In an alkaline battery, the anode (negative terminal) is made of zinc powder. This allows for a greater surface area which results in an increased rate of reaction and hence a greater rate of electron flow. The cathode (positive terminal) is composed of manganese dioxide. Alkaline batteries are comparable to zinc-carbon batteries, but the difference is that alkaline batteries use potassium hydroxide (KOH) as an electrolyte rather than ammonium chloride or zinc chloride.

They last approximately five times longer than a dry cell, pictured below and have an application in appliances which require intermittent bursts of high current such as a toy car.

The half-reactions are:

Zn (s) + 2OH-(aq) → ZnO (s) + H2O (l) + 2e−
2MnO2 (s) + H2O (l) + 2e− →Mn2O3 (s) + 2OH− (aq)





A dry cell is pictured on the right. Click to see the internal structure. The electrolyte is a paste made up of ammonium chloride and zinc chloride as opposed to potassium hydroxide, as is the case with an alkaline battery. When trying to recharge non-rechargeable battery, at least one of the oxidation-reduction reactions may not be reversible and at times the unwanted reactions take place to produce gas. This can be a dangerous situation.

At the anode (-) oxidation of the zinc case produces electrons according to the equation below

Zn(s) => Zn2+(aq) + 2e-

At the cathode (+) reduction of MnO2 occurs pretty much according according to the equation below.

2MnO2 + 2NH4+(aq) + 2e- => Mn2O3(s) + 2NH3(aq) + H2O(l)


A new cell produces about 1.5 volts, but this differs considerably as the battery is used.
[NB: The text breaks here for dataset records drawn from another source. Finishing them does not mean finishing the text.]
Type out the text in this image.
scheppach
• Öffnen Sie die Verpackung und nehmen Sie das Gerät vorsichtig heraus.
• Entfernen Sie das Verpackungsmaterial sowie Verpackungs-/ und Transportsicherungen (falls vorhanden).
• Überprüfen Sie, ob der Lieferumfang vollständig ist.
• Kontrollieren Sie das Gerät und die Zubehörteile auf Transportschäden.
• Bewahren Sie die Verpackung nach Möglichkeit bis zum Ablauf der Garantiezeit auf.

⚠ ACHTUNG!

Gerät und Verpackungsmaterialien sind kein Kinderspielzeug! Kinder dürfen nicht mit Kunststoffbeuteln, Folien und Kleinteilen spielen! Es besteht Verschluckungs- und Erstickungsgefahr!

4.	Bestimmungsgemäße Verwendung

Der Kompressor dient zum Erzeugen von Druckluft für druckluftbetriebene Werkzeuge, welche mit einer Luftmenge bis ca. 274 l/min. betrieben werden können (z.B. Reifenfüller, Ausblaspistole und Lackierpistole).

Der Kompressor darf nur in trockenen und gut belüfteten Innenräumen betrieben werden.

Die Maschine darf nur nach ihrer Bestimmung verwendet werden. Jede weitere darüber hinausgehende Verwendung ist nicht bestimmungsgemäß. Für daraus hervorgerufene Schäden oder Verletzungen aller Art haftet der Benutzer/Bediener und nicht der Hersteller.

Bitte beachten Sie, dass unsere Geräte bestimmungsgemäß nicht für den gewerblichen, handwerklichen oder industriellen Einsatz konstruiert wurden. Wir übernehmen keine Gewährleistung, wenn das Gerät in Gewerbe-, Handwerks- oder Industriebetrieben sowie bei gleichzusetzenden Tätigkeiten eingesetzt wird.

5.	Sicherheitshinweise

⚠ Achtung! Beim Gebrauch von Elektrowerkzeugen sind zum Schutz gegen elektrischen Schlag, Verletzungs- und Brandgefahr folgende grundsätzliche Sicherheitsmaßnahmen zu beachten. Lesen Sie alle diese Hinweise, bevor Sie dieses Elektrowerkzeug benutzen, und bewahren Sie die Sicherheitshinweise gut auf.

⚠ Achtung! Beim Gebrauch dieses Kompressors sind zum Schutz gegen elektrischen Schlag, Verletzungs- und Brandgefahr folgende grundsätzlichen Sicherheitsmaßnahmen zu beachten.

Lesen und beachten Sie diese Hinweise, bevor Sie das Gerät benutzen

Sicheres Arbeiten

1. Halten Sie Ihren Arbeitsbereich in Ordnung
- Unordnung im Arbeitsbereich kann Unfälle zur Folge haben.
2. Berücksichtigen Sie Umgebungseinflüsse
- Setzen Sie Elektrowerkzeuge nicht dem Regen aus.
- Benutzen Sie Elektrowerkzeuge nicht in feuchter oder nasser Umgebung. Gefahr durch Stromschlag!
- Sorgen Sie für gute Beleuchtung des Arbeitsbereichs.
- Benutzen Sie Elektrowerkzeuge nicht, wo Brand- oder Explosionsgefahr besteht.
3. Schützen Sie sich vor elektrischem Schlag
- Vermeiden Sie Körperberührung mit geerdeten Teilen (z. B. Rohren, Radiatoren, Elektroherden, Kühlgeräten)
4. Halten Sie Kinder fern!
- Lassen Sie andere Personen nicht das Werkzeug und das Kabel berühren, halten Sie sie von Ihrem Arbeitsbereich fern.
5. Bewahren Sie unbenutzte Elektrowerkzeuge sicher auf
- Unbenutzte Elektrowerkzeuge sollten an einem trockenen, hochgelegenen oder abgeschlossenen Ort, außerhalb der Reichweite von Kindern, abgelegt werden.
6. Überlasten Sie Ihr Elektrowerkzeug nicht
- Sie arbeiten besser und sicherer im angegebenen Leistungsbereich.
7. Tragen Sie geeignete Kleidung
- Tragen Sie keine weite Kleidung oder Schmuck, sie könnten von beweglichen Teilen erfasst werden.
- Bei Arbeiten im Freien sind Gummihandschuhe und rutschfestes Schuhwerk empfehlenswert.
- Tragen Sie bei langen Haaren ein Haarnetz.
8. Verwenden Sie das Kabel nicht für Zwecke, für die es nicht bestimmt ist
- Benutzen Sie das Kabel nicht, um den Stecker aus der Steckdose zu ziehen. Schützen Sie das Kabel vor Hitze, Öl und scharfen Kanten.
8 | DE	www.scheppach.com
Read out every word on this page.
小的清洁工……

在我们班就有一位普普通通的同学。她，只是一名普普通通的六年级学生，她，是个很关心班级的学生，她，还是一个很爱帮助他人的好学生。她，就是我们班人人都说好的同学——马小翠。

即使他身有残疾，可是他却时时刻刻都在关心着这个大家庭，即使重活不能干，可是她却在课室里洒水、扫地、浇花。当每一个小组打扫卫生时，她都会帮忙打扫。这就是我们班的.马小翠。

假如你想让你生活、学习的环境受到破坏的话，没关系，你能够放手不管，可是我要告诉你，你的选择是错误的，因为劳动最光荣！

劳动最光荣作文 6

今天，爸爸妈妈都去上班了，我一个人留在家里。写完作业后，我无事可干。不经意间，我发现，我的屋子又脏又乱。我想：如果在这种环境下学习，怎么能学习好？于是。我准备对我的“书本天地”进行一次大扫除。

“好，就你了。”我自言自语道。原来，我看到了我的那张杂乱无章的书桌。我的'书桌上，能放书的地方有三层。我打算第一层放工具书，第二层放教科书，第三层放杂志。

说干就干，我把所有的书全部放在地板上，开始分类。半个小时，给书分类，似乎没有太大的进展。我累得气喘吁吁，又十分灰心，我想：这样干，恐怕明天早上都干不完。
As the cell discharges products build up around the electrodes and can effectively cease the forward reaction. This occurs after prolonged use and the battery can recover if allowed to stand for a while to allow the products to diffuse away from the electrodes. For example ammonia gas can build up at the cathode and effectively insulate it from the electrolyte. After a while the gas diffuses away. Warming the cell increases the rate of diffusion and helps the cell recover quicker.
Apart from the difference in electrolyte how does the alkaline cell differ from the dry cell.
An alkaline battery uses zinc powder as the anode. This has the effect of
A battery left operating in a toy car for several weeks starts to break apart. Why?
What is the overall equation of a dry cell and an alkaline cell?
Why are dry cells prone to failure after long periods of use, even though they still have enough reactants for a longer period of usage?
Although dry cells can be made in very small sizes they are not used for watches and cameras rather mercury-zinc button cells are used. Why?